# Business Category Construction
In the dataset, each business has a set of business categories. Upon registration to Yelp, a business indicates business categories it feels best represents its essence, style, or brand. Wide reaching and varying in specificity, some example categories include “Comfort Food”, “Seafood”, “Venues and Event Spaces”, “Internet Service”, and “Ophthalmologists”. These categories can provide users with a preliminary semi-abstract idea of the services it offers. On the Yelp platform, a business can provide as many or as few categories as the owners or select registrants deem necessary, which, in the dataset, achieves a minimum of 0 categories and a maximum of 36 categories. I suspect that these categories can provide our deep learning models with relevant perspective on relationships between businesses.

However, due to the overwhelming power of self-identifcation and all the issues that come with it (indicated in the BusinessAI paper), there was a problem with grouping together similar businesses and discriminating dissimilar ones. To tackle this issue, I devise a method to create a hierarchical community structure of business categories to accomplish the aforementionned task using the Nested Stochastic Block Model.

In [1]:
import pandas as pd
import numpy as np
import matplotlib as mpl
import matplotlib.pyplot as plt
import json
from itertools import combinations
import networkx as nx
from glob import glob
from networkx.algorithms import community
import graph_tool.all as gt
import itertools
import csv
import ast
%matplotlib inline

In [None]:
# Read in business information
Yelp_Business = pd.read_json('YelpDataset/business.json',lines=True)

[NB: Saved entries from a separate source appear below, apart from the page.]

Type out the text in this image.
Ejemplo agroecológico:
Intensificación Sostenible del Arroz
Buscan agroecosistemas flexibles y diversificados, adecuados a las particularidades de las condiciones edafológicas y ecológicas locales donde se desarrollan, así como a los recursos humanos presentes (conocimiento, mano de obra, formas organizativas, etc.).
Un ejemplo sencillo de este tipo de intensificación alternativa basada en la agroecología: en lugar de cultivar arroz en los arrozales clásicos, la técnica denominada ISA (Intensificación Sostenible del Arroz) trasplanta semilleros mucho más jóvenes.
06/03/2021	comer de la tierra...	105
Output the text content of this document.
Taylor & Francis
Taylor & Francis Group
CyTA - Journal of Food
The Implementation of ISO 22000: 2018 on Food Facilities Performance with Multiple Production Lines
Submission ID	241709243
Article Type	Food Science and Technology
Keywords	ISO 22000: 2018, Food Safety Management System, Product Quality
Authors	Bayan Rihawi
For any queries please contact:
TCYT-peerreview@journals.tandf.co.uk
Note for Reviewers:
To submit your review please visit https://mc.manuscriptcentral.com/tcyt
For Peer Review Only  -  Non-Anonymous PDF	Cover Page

## Step 1: Create weighted undirected network of business categories 
- See p.6 of BusinessAI paper

In [None]:
# cleaning business category data
# original format -> business1: [cat 1, cat 2, ..., cat n]

# making column where the list of categories of business are 
# one string (categories separated by commas)
def listStringtoString(row):
    rowList = row['categories']
    return ','.join(rowList)
    
Yelp_Business['categoriesStr'] = Yelp_Business.apply(listStringtoString, axis = 1)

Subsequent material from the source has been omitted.